A staggering lead of 22 points means that Jürgen Klopp’s Liverpool stand just six wins away from the club’s first league title in three decades, assuming of course City are capable of winning every one of their remaining matches between now and the Reds’ inevitable coronation. While in the past couple of years bridging such a huge gap may have been vaguely contemplatable, the evidence of this season suggests that in all likelihood Liverpool will be picking up the trophy some time around mid-March, if not before.
So where has it all gone wrong for City? Just over a year ago they were being heralded as quite possibly the greatest team the Premier League has ever borne witness to; this season they seem ordinary, a shadow of their former selves who have lost as many games so far this season, six, as they did across 2017/18 and 2018/19 combined.
First of all, such is the level that City have sustained for two entire seasons that a drop-off was always likely, if not inevitable. Such is the intensity that Guardiola not only operates at himself but also demands of his players, that at some point there has to be a tailing off. As phenomenally successful as his world-renowned Barcelona team was, when he announced his intention to depart at the end of the 2011/12 season they were just about to be dethroned as La Liga champions by a certain Portuguese manager’s Real Madrid, and were showing very clear signs of becoming jaded and dropping below their incredible standards.
Equally, as has been touched upon on these pages before, (Football Nerd Weekly Ramblings: Liverpool march relentlessly on, but where does their dominance leave the rest of us?) recruitment / replacement has been a major issue for Guardiola going into this season. Vincent Kompany, captain, leader, talisman and arguably the most important player in Manchester City’s recent history was not replaced, the injury to Aymeric Laporte and the lack of trust/ quality in John Stones and Nicolás Otamendi has left them more vulnerable at the back and forced to move Fernandinho from his best position at the base of midfield into a makeshift yet preferred central defensive option.
David Silva, such a creative force for City over the last decade, has announced that he will be leaving the club at the end of the season. While even though Sergio Agüero continues to find the net with phenomenal regularity, he will turn 32 in June and surely cannot maintain his phenomenal output indefinitely. Gabriel Jesus, talented though he undoubtedly is, hasn’t yet shown he is quite the man to step into Agüero’s considerable boots.

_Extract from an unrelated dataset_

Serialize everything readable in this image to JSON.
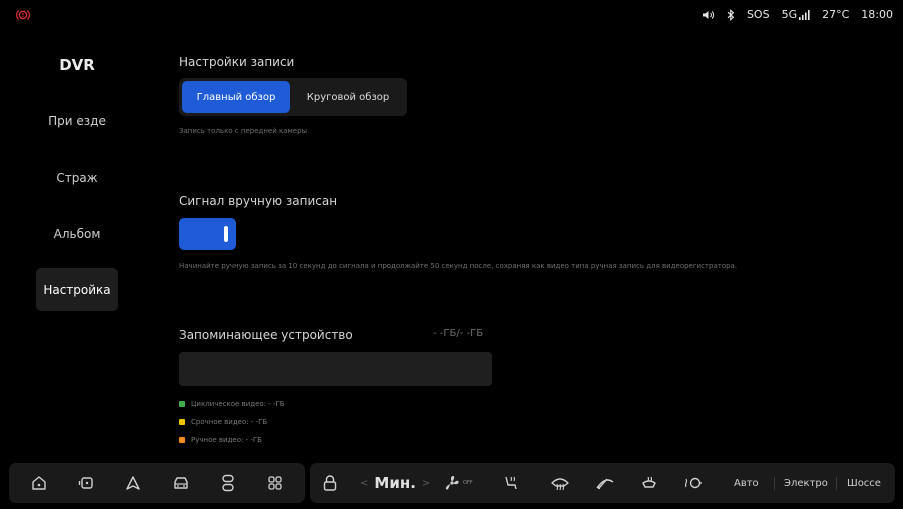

While the title is gone for this season, supporters of City and Guardiola will tell you that there is still the Champions League to play for, the acquisition of which was behind the whole concerted effort that City made to bring Pep in in the first place, and that if he were to lead City to that and place them amongst the very elite of European football history, then things would be very much on track. However the obvious counter argument to that is what if he doesn’t?
When battle resumes on the European front City will face the not inconsiderable obstacle of Zinedine Zidane’s Real Madrid, thirteen times winners of the competition, three successively under the current incumbent of the Bernabeu hot seat. While Guardiola may well point to his own two victories as a coach, the last of those was at Wembley in 2011 where he had not inconsiderable talents of Messi, Xavi, Iniesta and co under his charge.
Since then he has demonstrated an alarming propensity to over-think crucial Champions League ties, to try and be too clever only for his carefully laid plans to come crashing down around him, eliminated unexpectedly by teams sticking to their guns and their approach. One need only recall that since leaving Barcelona Pep failed to take Bayern Munich, winners the season before his arrival, back to the Final, or the fact that so far with City he has failed to take them past the Quarter Final in each of his three attempts; to realise that glory in European football’s premier competition is far from a given.
Of course one of the main criticisms levelled at Guardiola is that he has inherited ready-made squads chock full of players of the very highest quality, that he has never had to build a squad let alone rebuild one. With his contract due to expire in the summer of 2021 it remains to be seen whether he will stick around to oversee the overhaul and reconstruction of the Manchester City squad that will inevitably be required?